Warnung vor Pandemiefolgen für Flüchtlingskinder

Oslo – Vertriebene und geflüchtete Kinder in Nahost zeigen nach einer Untersuchung der nichtstaatlichen Hilfsorganisation Norwegian Refugee Council (NRC) seit Beginn der SARS-CoV-2-Pandemie einen deutlich höheren Stresspegel.
Die Kinder, „die bereits äußerst belastende Episoden durchgemacht haben, vor Krieg und Verfolgung geflohen sind und die Tötung von Verwandten gesehen haben, durchlaufen jetzt eine weitere traumatische Episode“, sagte NRC-Regionalberaterin für psychosoziale Unterstützung, Camilla Lodi, heute.

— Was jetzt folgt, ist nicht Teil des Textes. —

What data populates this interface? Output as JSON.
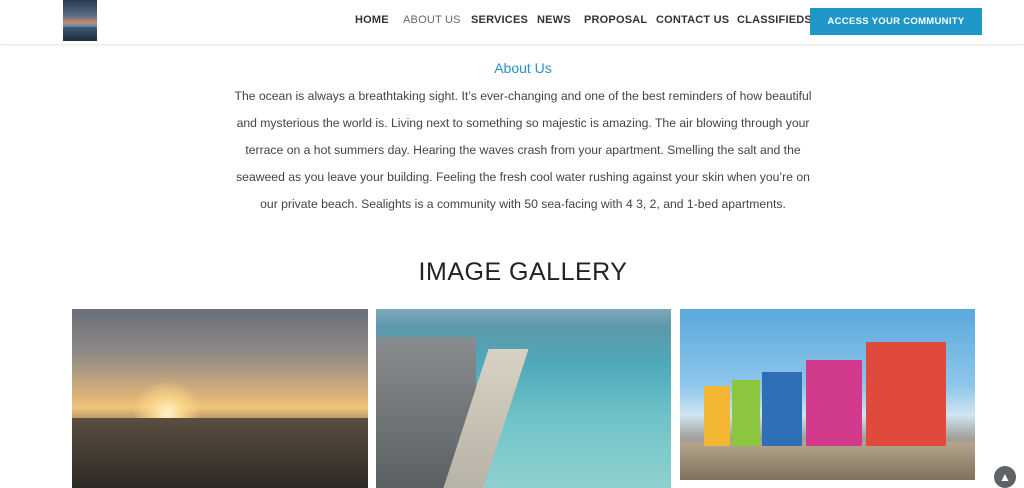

Dieses Trauma könne, wenn es nicht angegangen werden, zu ernsthaften langfristigen psychischen Problemen sowie zu körperlichen Erkrankungen führen. Unter anderem könne erhöhter und chronischer Stress zu einer mangelnden Entwicklung wesentlicher Organe sowie zu kognitiven Beeinträchtigungen führen.
Eine Untersuchung unter rund 1.600 vertriebenen oder geflohenen Kindern in Syrien, Jemen, Irak und Jordanien zeigte demnach bei 88 Prozent der Kinder einen Anstieg des Stresspegels um durchschnittlich 45 Prozent durch das Coronavirus.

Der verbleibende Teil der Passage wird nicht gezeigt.